I am working on a project which involves both Affy microarray gene expression datasets and RNAseq datasets. My most recent experience is with RNAseq using edgeR. Although I have some experience with microarray DGE analysis, but that's quite a while ago and I am not sure how the field has progressed recently. Searching the internet found information posted more than 10 years ago, so I am not sure if such information is still valid today. So please bear with me if the questions below are too naive or have been answered elsewhere and are still correct.

How to extract expression level from a .CEL file?
How to collapse probe expression levels into gene expression levels?
What's the best way to compare microarray samples with RNAseq samples? I understand it's not advised to do so, but what I have is a set of control samples in microarray, and a set of treatment samples in RNAseq.
Can I use edgeR for the microarray datasets after some preprocessing (e.g. normalization)?
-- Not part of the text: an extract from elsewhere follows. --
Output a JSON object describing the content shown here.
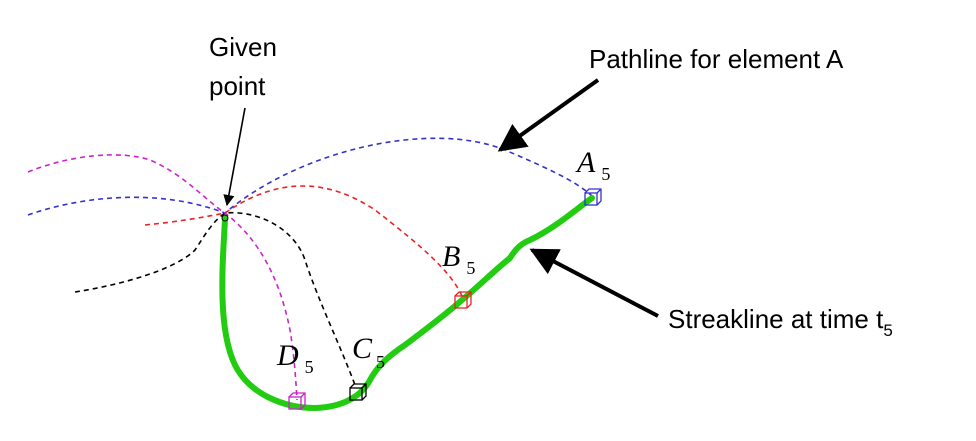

I have developed a whole pipeline for DEG analysis based on edgeR (e.g. volcano plot, MDS plot, heatmaps), and it would be nice if the microarrays can be fed into edgeR.

Thanks a lot in advance!

RNA-Seq microarray gene • 4.8k views

ADD COMMENT • link updated 6.2 years ago by Kevin Blighe 87k • written 6.2 years ago by moxu ▴ 510

score 3 · Accepted Answer · 2018-01-26

How to extract expression level from a .CEL file?

Reading the fluorescent intensities in the CEL files, initially, will depend on the microarray manufacturer and version. If you let me know which one you are using, then I can guide further. Once you have read the CEL files into a Expression Set object, the subsequent steps are fairly standard for the majority of cDNA microarrays.
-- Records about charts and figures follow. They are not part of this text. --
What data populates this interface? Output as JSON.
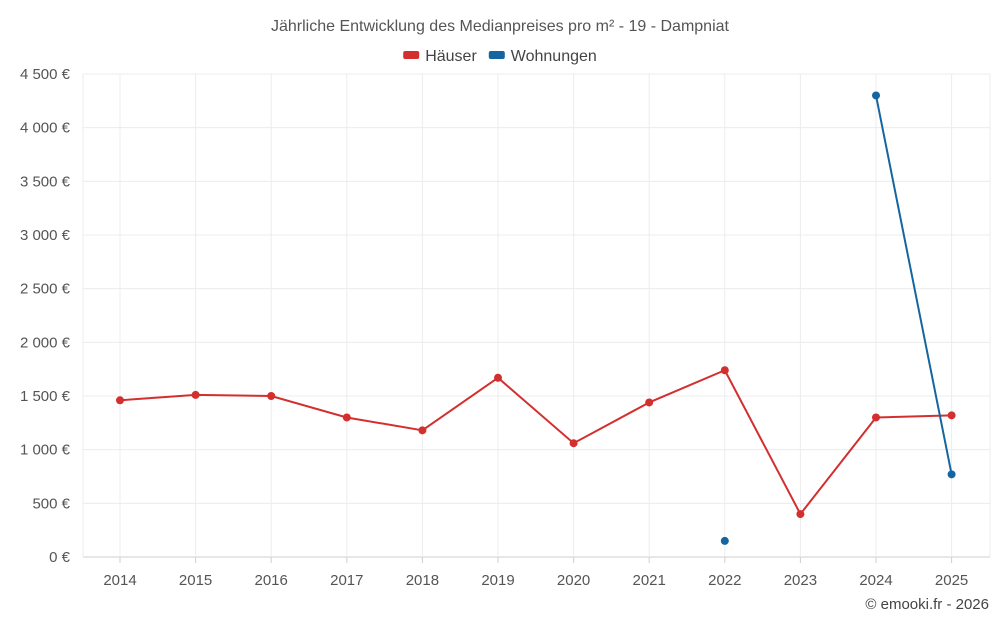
{
  "chart_data": {
    "type": "line",
    "title": "Jährliche Entwicklung des Medianpreises pro m² - 19 - Dampniat",
    "x": [
      "2014",
      "2015",
      "2016",
      "2017",
      "2018",
      "2019",
      "2020",
      "2021",
      "2022",
      "2023",
      "2024",
      "2025"
    ],
    "y_ticks": [
      "0 €",
      "500 €",
      "1 000 €",
      "1 500 €",
      "2 000 €",
      "2 500 €",
      "3 000 €",
      "3 500 €",
      "4 000 €",
      "4 500 €"
    ],
    "ylim": [
      0,
      4500
    ],
    "grid": true,
    "legend_position": "top-center",
    "series": [
      {
        "name": "Häuser",
        "color": "#d32f2f",
        "values": [
          1460,
          1510,
          1500,
          1300,
          1180,
          1670,
          1060,
          1440,
          1740,
          400,
          1300,
          1320
        ]
      },
      {
        "name": "Wohnungen",
        "color": "#1565a0",
        "values": [
          null,
          null,
          null,
          null,
          null,
          null,
          null,
          null,
          150,
          null,
          4300,
          770
        ]
      }
    ]
  },
  "credit": "© emooki.fr - 2026"
}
---------------------------------------

How to collapse probe expression levels into gene expression levels?

project.bgcorrect.norm.avg <- rma(project, background=TRUE, normalize=TRUE, target="core")
project.bgcorrect.norm.avg.Exons <- rma(project, background=TRUE, normalize=TRUE, target="probeset")

Usually this is performed during the normalisation, which is performed using rma() or gcmRA(). These perform background correction, quantile normalization, and then transform by log base 2 (in the case of gcrma(), expression values are also adjusted for probe and target sequence GC bias). More specifically:

Summarise by gene: rma(..., background=TRUE, normalize=TRUE, target="core")
Summarise by probe / exon: rma(..., background=TRUE, normalize=TRUE, target="probeset")
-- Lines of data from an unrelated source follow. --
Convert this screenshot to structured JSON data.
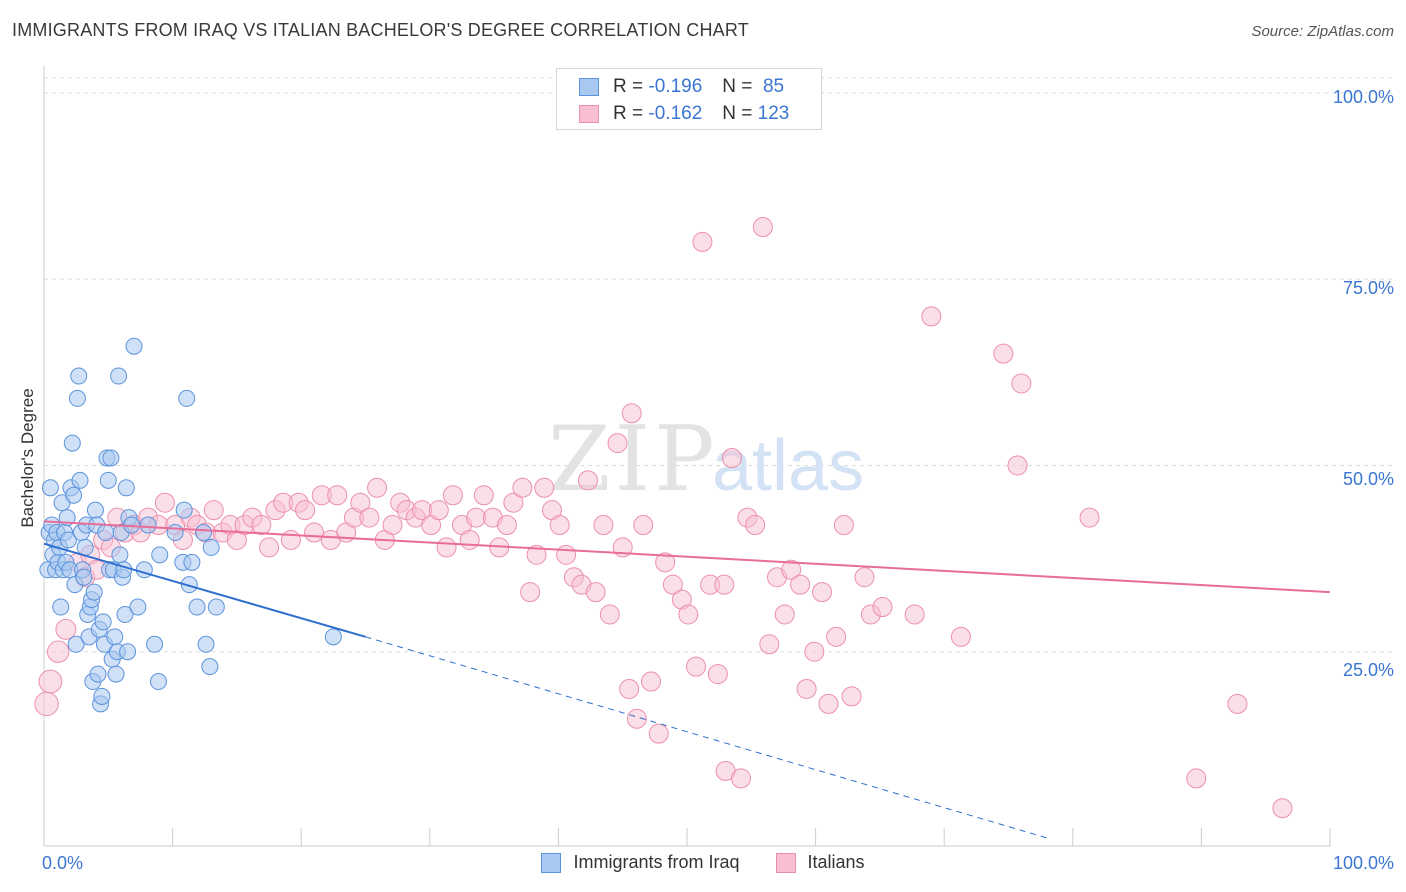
{
  "title": "IMMIGRANTS FROM IRAQ VS ITALIAN BACHELOR'S DEGREE CORRELATION CHART",
  "source": "Source: ZipAtlas.com",
  "watermark": {
    "zip": "ZIP",
    "atlas": "atlas"
  },
  "legend": {
    "series": [
      {
        "r_label": "R =",
        "r_value": "-0.196",
        "n_label": "N =",
        "n_value": "85"
      },
      {
        "r_label": "R =",
        "r_value": "-0.162",
        "n_label": "N =",
        "n_value": "123"
      }
    ]
  },
  "colors": {
    "iraq_fill": "#a9c8f0",
    "iraq_stroke": "#5b93dc",
    "iraq_line": "#2f6fcf",
    "italian_fill": "#f7bfd1",
    "italian_stroke": "#ec8fae",
    "italian_line": "#e86d97",
    "tick_text": "#3a76d2",
    "grid": "#dddddd"
  },
  "chart_data": {
    "type": "scatter",
    "title": "IMMIGRANTS FROM IRAQ VS ITALIAN BACHELOR'S DEGREE CORRELATION CHART",
    "xlabel": "",
    "ylabel": "Bachelor's Degree",
    "xlim": [
      0,
      100
    ],
    "ylim": [
      0,
      102
    ],
    "x_tick_labels": [
      "0.0%",
      "100.0%"
    ],
    "y_ticks": [
      25,
      50,
      75,
      100
    ],
    "y_tick_labels": [
      "25.0%",
      "50.0%",
      "75.0%",
      "100.0%"
    ],
    "legend_position": "bottom-center",
    "series": [
      {
        "name": "Immigrants from Iraq",
        "r": -0.196,
        "n": 85,
        "trend": {
          "x0": 0,
          "y0": 39.5,
          "x1_solid": 25,
          "y1_solid": 27,
          "x1_dashed": 78,
          "y1_dashed": 0
        },
        "points": [
          [
            0.3,
            36
          ],
          [
            0.4,
            41
          ],
          [
            0.5,
            47
          ],
          [
            0.6,
            42
          ],
          [
            0.7,
            38
          ],
          [
            0.8,
            40
          ],
          [
            0.9,
            36
          ],
          [
            1.0,
            41
          ],
          [
            1.1,
            37
          ],
          [
            1.2,
            39
          ],
          [
            1.3,
            31
          ],
          [
            1.4,
            45
          ],
          [
            1.5,
            36
          ],
          [
            1.6,
            41
          ],
          [
            1.7,
            37
          ],
          [
            1.8,
            43
          ],
          [
            1.9,
            40
          ],
          [
            2.0,
            36
          ],
          [
            2.1,
            47
          ],
          [
            2.2,
            53
          ],
          [
            2.3,
            46
          ],
          [
            2.4,
            34
          ],
          [
            2.5,
            26
          ],
          [
            2.6,
            59
          ],
          [
            2.7,
            62
          ],
          [
            2.8,
            48
          ],
          [
            2.9,
            41
          ],
          [
            3.0,
            36
          ],
          [
            3.1,
            35
          ],
          [
            3.2,
            39
          ],
          [
            3.3,
            42
          ],
          [
            3.4,
            30
          ],
          [
            3.5,
            27
          ],
          [
            3.6,
            31
          ],
          [
            3.7,
            32
          ],
          [
            3.8,
            21
          ],
          [
            3.9,
            33
          ],
          [
            4.0,
            44
          ],
          [
            4.1,
            42
          ],
          [
            4.2,
            22
          ],
          [
            4.3,
            28
          ],
          [
            4.4,
            18
          ],
          [
            4.5,
            19
          ],
          [
            4.6,
            29
          ],
          [
            4.7,
            26
          ],
          [
            4.8,
            41
          ],
          [
            4.9,
            51
          ],
          [
            5.0,
            48
          ],
          [
            5.1,
            36
          ],
          [
            5.2,
            51
          ],
          [
            5.3,
            24
          ],
          [
            5.4,
            36
          ],
          [
            5.5,
            27
          ],
          [
            5.6,
            22
          ],
          [
            5.7,
            25
          ],
          [
            5.8,
            62
          ],
          [
            5.9,
            38
          ],
          [
            6.0,
            41
          ],
          [
            6.1,
            35
          ],
          [
            6.2,
            36
          ],
          [
            6.3,
            30
          ],
          [
            6.4,
            47
          ],
          [
            6.5,
            25
          ],
          [
            6.6,
            43
          ],
          [
            6.8,
            42
          ],
          [
            7.0,
            66
          ],
          [
            7.3,
            31
          ],
          [
            7.8,
            36
          ],
          [
            8.1,
            42
          ],
          [
            8.6,
            26
          ],
          [
            8.9,
            21
          ],
          [
            9.0,
            38
          ],
          [
            10.2,
            41
          ],
          [
            10.8,
            37
          ],
          [
            10.9,
            44
          ],
          [
            11.1,
            59
          ],
          [
            11.3,
            34
          ],
          [
            11.5,
            37
          ],
          [
            11.9,
            31
          ],
          [
            12.4,
            41
          ],
          [
            12.6,
            26
          ],
          [
            12.9,
            23
          ],
          [
            13.0,
            39
          ],
          [
            13.4,
            31
          ],
          [
            22.5,
            27
          ]
        ]
      },
      {
        "name": "Italians",
        "r": -0.162,
        "n": 123,
        "trend": {
          "x0": 0,
          "y0": 42.5,
          "x1": 100,
          "y1": 33
        },
        "points": [
          [
            0.2,
            18
          ],
          [
            0.5,
            21
          ],
          [
            1.1,
            25
          ],
          [
            1.7,
            28
          ],
          [
            2.6,
            37
          ],
          [
            3.2,
            35
          ],
          [
            3.6,
            38
          ],
          [
            4.1,
            36
          ],
          [
            4.6,
            40
          ],
          [
            5.2,
            39
          ],
          [
            5.7,
            43
          ],
          [
            6.3,
            41
          ],
          [
            7.0,
            42
          ],
          [
            7.5,
            41
          ],
          [
            8.1,
            43
          ],
          [
            8.9,
            42
          ],
          [
            9.4,
            45
          ],
          [
            10.2,
            42
          ],
          [
            10.8,
            40
          ],
          [
            11.4,
            43
          ],
          [
            11.9,
            42
          ],
          [
            12.6,
            41
          ],
          [
            13.2,
            44
          ],
          [
            13.9,
            41
          ],
          [
            14.5,
            42
          ],
          [
            15.0,
            40
          ],
          [
            15.6,
            42
          ],
          [
            16.2,
            43
          ],
          [
            16.9,
            42
          ],
          [
            17.5,
            39
          ],
          [
            18.0,
            44
          ],
          [
            18.6,
            45
          ],
          [
            19.2,
            40
          ],
          [
            19.8,
            45
          ],
          [
            20.3,
            44
          ],
          [
            21.0,
            41
          ],
          [
            21.6,
            46
          ],
          [
            22.3,
            40
          ],
          [
            22.8,
            46
          ],
          [
            23.5,
            41
          ],
          [
            24.1,
            43
          ],
          [
            24.6,
            45
          ],
          [
            25.3,
            43
          ],
          [
            25.9,
            47
          ],
          [
            26.5,
            40
          ],
          [
            27.1,
            42
          ],
          [
            27.7,
            45
          ],
          [
            28.2,
            44
          ],
          [
            28.9,
            43
          ],
          [
            29.4,
            44
          ],
          [
            30.1,
            42
          ],
          [
            30.7,
            44
          ],
          [
            31.3,
            39
          ],
          [
            31.8,
            46
          ],
          [
            32.5,
            42
          ],
          [
            33.1,
            40
          ],
          [
            33.6,
            43
          ],
          [
            34.2,
            46
          ],
          [
            34.9,
            43
          ],
          [
            35.4,
            39
          ],
          [
            36.0,
            42
          ],
          [
            36.5,
            45
          ],
          [
            37.2,
            47
          ],
          [
            37.8,
            33
          ],
          [
            38.3,
            38
          ],
          [
            38.9,
            47
          ],
          [
            39.5,
            44
          ],
          [
            40.1,
            42
          ],
          [
            40.6,
            38
          ],
          [
            41.2,
            35
          ],
          [
            41.8,
            34
          ],
          [
            42.3,
            48
          ],
          [
            42.9,
            33
          ],
          [
            43.5,
            42
          ],
          [
            44.0,
            30
          ],
          [
            44.6,
            53
          ],
          [
            45.0,
            39
          ],
          [
            45.5,
            20
          ],
          [
            46.1,
            16
          ],
          [
            46.6,
            42
          ],
          [
            47.2,
            21
          ],
          [
            47.8,
            14
          ],
          [
            48.3,
            37
          ],
          [
            48.9,
            34
          ],
          [
            49.6,
            32
          ],
          [
            50.1,
            30
          ],
          [
            50.7,
            23
          ],
          [
            51.2,
            80
          ],
          [
            51.8,
            34
          ],
          [
            52.4,
            22
          ],
          [
            53.0,
            9
          ],
          [
            53.5,
            51
          ],
          [
            54.2,
            8
          ],
          [
            54.7,
            43
          ],
          [
            55.3,
            42
          ],
          [
            55.9,
            82
          ],
          [
            56.4,
            26
          ],
          [
            57.0,
            35
          ],
          [
            57.6,
            30
          ],
          [
            58.1,
            36
          ],
          [
            58.8,
            34
          ],
          [
            59.3,
            20
          ],
          [
            59.9,
            25
          ],
          [
            60.5,
            33
          ],
          [
            61.0,
            18
          ],
          [
            61.6,
            27
          ],
          [
            62.2,
            42
          ],
          [
            62.8,
            19
          ],
          [
            64.3,
            30
          ],
          [
            65.2,
            31
          ],
          [
            67.7,
            30
          ],
          [
            69.0,
            70
          ],
          [
            71.3,
            27
          ],
          [
            74.6,
            65
          ],
          [
            75.7,
            50
          ],
          [
            76.0,
            61
          ],
          [
            81.3,
            43
          ],
          [
            89.6,
            8
          ],
          [
            92.8,
            18
          ],
          [
            96.3,
            4
          ],
          [
            52.9,
            34
          ],
          [
            63.8,
            35
          ],
          [
            45.7,
            57
          ]
        ]
      }
    ]
  },
  "bottom_legend": [
    "Immigrants from Iraq",
    "Italians"
  ]
}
-----------------------------------------

What's the best way to compare microarray samples with RNAseq samples? I understand it's not advised to do so, but what I have is a set of control samples in microarray, and a set of treatment samples in RNAseq.

Yes, why do you want to do this? The best that you can do is normalise them each as per their respective recommended guidelines, and then get them on the same data distribution (e.g. both log2 expression values). After that, you could convert these to the Z scale and then perform a simple / manual merge. If a transcript exists in one but not another, then there's nothing that you can do - it has to be eliminated.

-------------------------------------------

Can I use edgeR for the microarray datasets after some preprocessing (e.g. normalization)? I have developed a whole pipeline for DEG analysis based on edgeR (e.g. volcano plot, MDS plot, heatmaps), and it would be nice if the microarrays can be fed into edgeR.

You should make your functions as reproducible as possible. MA, volcano, box, etc plots are all applied generally to different types of data; therefore, take the opportunity to adapt your functions for general use so that you can re-use them again and again. As a start, here's some code for a simple volcano plot (to convert this to a MA plot is easy): A: Volcano Plot from DEseq2

Here are some other ideas: A: Hierarchical Clustering in single-channel agilent microarray experiment

Kevin

score 1 · Accepted Answer · 2018-01-26

You can do everything with limma, including reading CEL files, analysing RNAseq with limma-voom, and plot your stuff. In fact, several edgeR functions are in fact limma functions. Carefully read the limma User Guide, and then ask again if you still have questions.

What's the best way to compare microarray samples with RNAseq samples? I understand it's not advised to do so, but what I have is a set of control samples in microarray, and a set of treatment samples in RNAseq.

If you don't have samples in common between control and treatment, you can't disentangle technical variance from biological variance, so you can't know the biological significance of any gene you find as differentially expressed.